Il 26 ottobre 2019 è stata una data spartiacque. Per la prima volta, capitanati dal piacentino Manrico Maglia, un’ottantina di uomini ha dato vita ad una manifestazione di protesta contro i femminicidi e la violenza di genere. Quando l’ho saputo sono corsa a cercarlo: se il patriarcato, così come il maschilismo, sono invenzioni maschili, perché non pretendere che siano loro a decostruirli?

Maglia è perito agrario, attivista per i diritti civili e l’ambiente, ed è una delle poche voci maschili, se non forse l’unica, che ha sollevato pubblicamente il dibattito sul maschilismo nelle nostre società.

Manrico, personalmente erano anni che aspettavo una presa di posizione forte e decisa contro la violenza di genere da parte degli uomini di questo Paese. La tua manifestazione è riuscita a coinvolgere altri uomini, con quali motivazioni li hai convinti a partecipare?

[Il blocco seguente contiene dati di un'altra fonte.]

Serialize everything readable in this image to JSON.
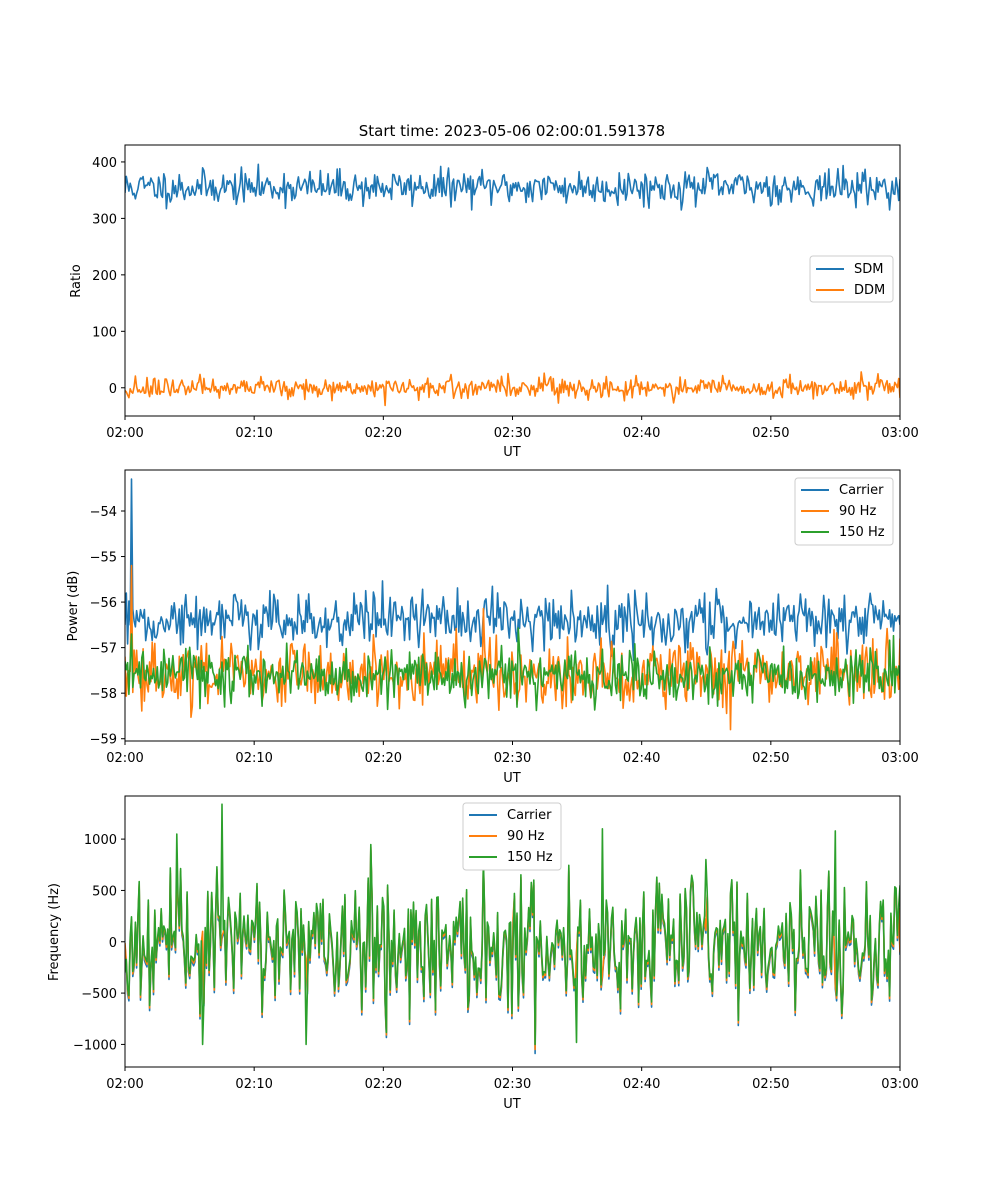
{
  "figure_title": "Start time: 2023-05-06 02:00:01.591378",
  "colors": {
    "blue": "#1f77b4",
    "orange": "#ff7f0e",
    "green": "#2ca02c"
  },
  "chart_data": [
    {
      "type": "line",
      "title": "Start time: 2023-05-06 02:00:01.591378",
      "xlabel": "UT",
      "ylabel": "Ratio",
      "xticks": [
        "02:00",
        "02:10",
        "02:20",
        "02:30",
        "02:40",
        "02:50",
        "03:00"
      ],
      "xlim": [
        "02:00",
        "03:00"
      ],
      "ylim": [
        -50,
        430
      ],
      "yticks": [
        0,
        100,
        200,
        300,
        400
      ],
      "legend_position": "center-right",
      "series": [
        {
          "name": "SDM",
          "color": "#1f77b4",
          "mean": 355,
          "spread": 15,
          "min": 315,
          "max": 412,
          "x": [
            "02:00",
            "02:07",
            "02:15",
            "02:23",
            "02:30",
            "02:38",
            "02:45",
            "02:52",
            "03:00"
          ],
          "values": [
            345,
            355,
            352,
            356,
            362,
            354,
            358,
            352,
            370
          ]
        },
        {
          "name": "DDM",
          "color": "#ff7f0e",
          "mean": 0,
          "spread": 9,
          "min": -33,
          "max": 31,
          "x": [
            "02:00",
            "02:07",
            "02:15",
            "02:23",
            "02:30",
            "02:38",
            "02:45",
            "02:52",
            "03:00"
          ],
          "values": [
            -5,
            2,
            -2,
            5,
            0,
            -3,
            6,
            1,
            -18
          ]
        }
      ]
    },
    {
      "type": "line",
      "xlabel": "UT",
      "ylabel": "Power (dB)",
      "xticks": [
        "02:00",
        "02:10",
        "02:20",
        "02:30",
        "02:40",
        "02:50",
        "03:00"
      ],
      "xlim": [
        "02:00",
        "03:00"
      ],
      "ylim": [
        -59.05,
        -53.1
      ],
      "yticks": [
        -54,
        -55,
        -56,
        -57,
        -58,
        -59
      ],
      "legend_position": "upper-right",
      "series": [
        {
          "name": "Carrier",
          "color": "#1f77b4",
          "mean": -56.4,
          "spread": 0.3,
          "min": -57.3,
          "max": -53.3,
          "x": [
            "02:00",
            "02:00:30",
            "02:01",
            "02:10",
            "02:20",
            "02:30",
            "02:40",
            "02:50",
            "03:00"
          ],
          "values": [
            -56.5,
            -53.3,
            -56.4,
            -56.3,
            -56.5,
            -56.4,
            -56.5,
            -56.4,
            -56.5
          ]
        },
        {
          "name": "90 Hz",
          "color": "#ff7f0e",
          "mean": -57.6,
          "spread": 0.35,
          "min": -58.8,
          "max": -55.2,
          "x": [
            "02:00",
            "02:00:30",
            "02:01",
            "02:10",
            "02:20",
            "02:30",
            "02:40",
            "02:50",
            "03:00"
          ],
          "values": [
            -57.2,
            -55.2,
            -57.6,
            -57.5,
            -57.7,
            -57.4,
            -57.8,
            -57.5,
            -56.8
          ]
        },
        {
          "name": "150 Hz",
          "color": "#2ca02c",
          "mean": -57.6,
          "spread": 0.3,
          "min": -58.7,
          "max": -56.5,
          "x": [
            "02:00",
            "02:00:30",
            "02:01",
            "02:10",
            "02:20",
            "02:30",
            "02:40",
            "02:50",
            "03:00"
          ],
          "values": [
            -57.3,
            -56.7,
            -57.6,
            -57.6,
            -57.5,
            -57.5,
            -57.9,
            -57.4,
            -57.7
          ]
        }
      ]
    },
    {
      "type": "line",
      "xlabel": "UT",
      "ylabel": "Frequency (Hz)",
      "xticks": [
        "02:00",
        "02:10",
        "02:20",
        "02:30",
        "02:40",
        "02:50",
        "03:00"
      ],
      "xlim": [
        "02:00",
        "03:00"
      ],
      "ylim": [
        -1220,
        1420
      ],
      "yticks": [
        1000,
        500,
        0,
        -500,
        -1000
      ],
      "legend_position": "upper-center",
      "series": [
        {
          "name": "Carrier",
          "color": "#1f77b4",
          "mean": -50,
          "spread": 320,
          "min": -1100,
          "max": 1300
        },
        {
          "name": "90 Hz",
          "color": "#ff7f0e",
          "mean": -25,
          "spread": 320,
          "min": -1050,
          "max": 1330
        },
        {
          "name": "150 Hz",
          "color": "#2ca02c",
          "mean": 0,
          "spread": 320,
          "min": -1000,
          "max": 1340,
          "x": [
            "02:00",
            "02:04",
            "02:06",
            "02:07:30",
            "02:14",
            "02:30",
            "02:35",
            "02:37",
            "02:45",
            "02:55",
            "03:00"
          ],
          "values": [
            -300,
            1050,
            -1000,
            1340,
            -1050,
            0,
            -980,
            1100,
            800,
            1080,
            550
          ]
        }
      ]
    }
  ]
}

Non ho avuto bisogno di ipnotizzare chi è venuto in piazza con me, mi è bastato dire “il 26 ottobre sarò in strada per esprimere il mio dissenso verso gli orchi sessisti, tu ci sei?”. “Certo che ci sono!”. É giusto sia così, c’è una linea fra il bene e il male e picchiare, segregare, offendere, obbligare, violentare, insultare, uccidere…è il male. Francamente mi hanno sorpreso di più quelli che non sono venuti.

Perché è così difficile, per un uomo, ammettere il maschilismo?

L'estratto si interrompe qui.